Secondly, restaurants usually purchase some portion of product as prepared or partially prepared which is being hit by the labor shortage for preparation cost in the production facilities.
Third, grocery increase are less noticeable due to the price point. Ten cents on a dollar is less noticeable than 1 dollar on 10 dollars.
I’ve noticed pretty significant grocery increases over the last year. My wife and I basically eat a fixed menu day to day so the groceries we buy are usually exactly the same week over week. About a year ago we spent about $150/wk. Now it’s much closer to $200. Some of that is due to what we eat (keto/meat heavy) and that includes chicken wings (which are apparently in short supply) and pork butts. I’d bet we are looking at almost 40% above 2019 prices just on those two items alone.

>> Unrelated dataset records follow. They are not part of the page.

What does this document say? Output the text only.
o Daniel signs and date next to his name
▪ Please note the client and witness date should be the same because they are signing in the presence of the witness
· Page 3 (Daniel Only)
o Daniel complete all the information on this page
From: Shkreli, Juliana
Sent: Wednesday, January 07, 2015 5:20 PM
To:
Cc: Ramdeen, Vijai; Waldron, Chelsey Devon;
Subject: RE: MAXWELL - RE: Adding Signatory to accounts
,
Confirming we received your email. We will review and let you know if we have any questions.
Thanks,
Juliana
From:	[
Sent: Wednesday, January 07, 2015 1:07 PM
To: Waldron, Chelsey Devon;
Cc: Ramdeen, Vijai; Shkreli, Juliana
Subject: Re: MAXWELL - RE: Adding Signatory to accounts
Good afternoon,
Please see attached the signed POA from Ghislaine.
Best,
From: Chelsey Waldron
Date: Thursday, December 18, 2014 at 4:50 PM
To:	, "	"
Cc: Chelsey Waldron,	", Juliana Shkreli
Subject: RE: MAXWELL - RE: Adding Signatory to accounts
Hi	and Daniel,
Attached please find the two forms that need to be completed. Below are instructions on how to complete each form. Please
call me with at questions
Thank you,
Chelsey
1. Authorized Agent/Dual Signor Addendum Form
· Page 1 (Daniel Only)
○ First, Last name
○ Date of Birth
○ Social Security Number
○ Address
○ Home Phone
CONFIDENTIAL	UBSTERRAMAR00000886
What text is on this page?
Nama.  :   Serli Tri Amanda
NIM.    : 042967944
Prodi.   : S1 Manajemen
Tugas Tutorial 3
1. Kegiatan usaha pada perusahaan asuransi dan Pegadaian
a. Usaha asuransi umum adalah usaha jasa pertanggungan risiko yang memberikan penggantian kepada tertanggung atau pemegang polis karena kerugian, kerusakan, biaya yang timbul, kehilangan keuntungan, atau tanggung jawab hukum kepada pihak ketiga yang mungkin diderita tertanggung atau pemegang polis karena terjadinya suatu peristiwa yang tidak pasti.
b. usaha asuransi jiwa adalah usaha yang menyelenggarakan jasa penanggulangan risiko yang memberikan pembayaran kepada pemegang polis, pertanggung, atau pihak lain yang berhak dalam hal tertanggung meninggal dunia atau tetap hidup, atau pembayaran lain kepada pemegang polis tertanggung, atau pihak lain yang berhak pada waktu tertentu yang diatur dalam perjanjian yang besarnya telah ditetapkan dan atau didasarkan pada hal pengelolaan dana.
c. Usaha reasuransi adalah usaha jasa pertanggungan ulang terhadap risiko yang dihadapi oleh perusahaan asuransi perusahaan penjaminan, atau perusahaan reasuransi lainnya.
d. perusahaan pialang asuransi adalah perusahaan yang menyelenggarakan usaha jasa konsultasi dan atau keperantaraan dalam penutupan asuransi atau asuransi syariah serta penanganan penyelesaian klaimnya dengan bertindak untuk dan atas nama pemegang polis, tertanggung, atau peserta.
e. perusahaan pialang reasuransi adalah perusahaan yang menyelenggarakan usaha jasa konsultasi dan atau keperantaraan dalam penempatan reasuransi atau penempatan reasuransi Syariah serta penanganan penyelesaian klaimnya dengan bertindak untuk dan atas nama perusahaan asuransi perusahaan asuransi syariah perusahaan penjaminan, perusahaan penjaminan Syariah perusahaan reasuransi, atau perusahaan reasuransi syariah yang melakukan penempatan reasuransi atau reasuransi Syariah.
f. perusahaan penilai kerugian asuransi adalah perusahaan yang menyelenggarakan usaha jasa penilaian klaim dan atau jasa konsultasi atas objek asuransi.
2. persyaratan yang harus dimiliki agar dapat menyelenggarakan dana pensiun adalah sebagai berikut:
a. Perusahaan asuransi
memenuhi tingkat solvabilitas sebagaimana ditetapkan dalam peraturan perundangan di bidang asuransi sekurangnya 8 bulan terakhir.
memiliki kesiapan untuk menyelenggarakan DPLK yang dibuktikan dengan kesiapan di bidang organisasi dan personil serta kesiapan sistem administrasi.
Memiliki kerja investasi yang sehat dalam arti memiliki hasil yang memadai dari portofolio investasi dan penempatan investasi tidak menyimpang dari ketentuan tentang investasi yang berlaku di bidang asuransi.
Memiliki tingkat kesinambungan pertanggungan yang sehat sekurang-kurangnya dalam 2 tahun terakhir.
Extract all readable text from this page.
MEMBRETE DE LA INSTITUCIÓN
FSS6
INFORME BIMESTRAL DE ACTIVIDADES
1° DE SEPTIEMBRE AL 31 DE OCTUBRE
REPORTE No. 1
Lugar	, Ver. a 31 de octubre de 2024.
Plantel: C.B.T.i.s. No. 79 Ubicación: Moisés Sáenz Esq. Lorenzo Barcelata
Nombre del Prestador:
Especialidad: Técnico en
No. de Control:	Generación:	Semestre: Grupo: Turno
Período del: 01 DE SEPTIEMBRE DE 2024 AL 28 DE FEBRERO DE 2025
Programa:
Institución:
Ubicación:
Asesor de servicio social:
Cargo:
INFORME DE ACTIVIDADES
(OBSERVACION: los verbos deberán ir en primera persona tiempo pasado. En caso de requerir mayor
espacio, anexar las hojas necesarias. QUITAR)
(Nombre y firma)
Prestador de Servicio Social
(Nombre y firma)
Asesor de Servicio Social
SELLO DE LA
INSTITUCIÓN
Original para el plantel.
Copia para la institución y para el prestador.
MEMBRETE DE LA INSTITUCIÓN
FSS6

We’re also seeing about 30-40% grocery increases overall from Feb 2020 to now. That’s high, but it’s nowhere near 100%.
If restaurants are seeing 100% ingredient increases, labor price increases, and labor shortages, I think we’re going to see a massive wave of restaurant bankruptcies in the next 18 months. There’s no way consumers are going to just swallow that.
My 100% increase converts to 15-30% at the price point. In the same way you are seeing that 30-40 at the grocery. Restaurants generally run %20-40 food cost.
Just a heads up you are double double shadow banned, even though the troll was the one in violation. Only down points count for you now. Keep up the fight. No sarcasm.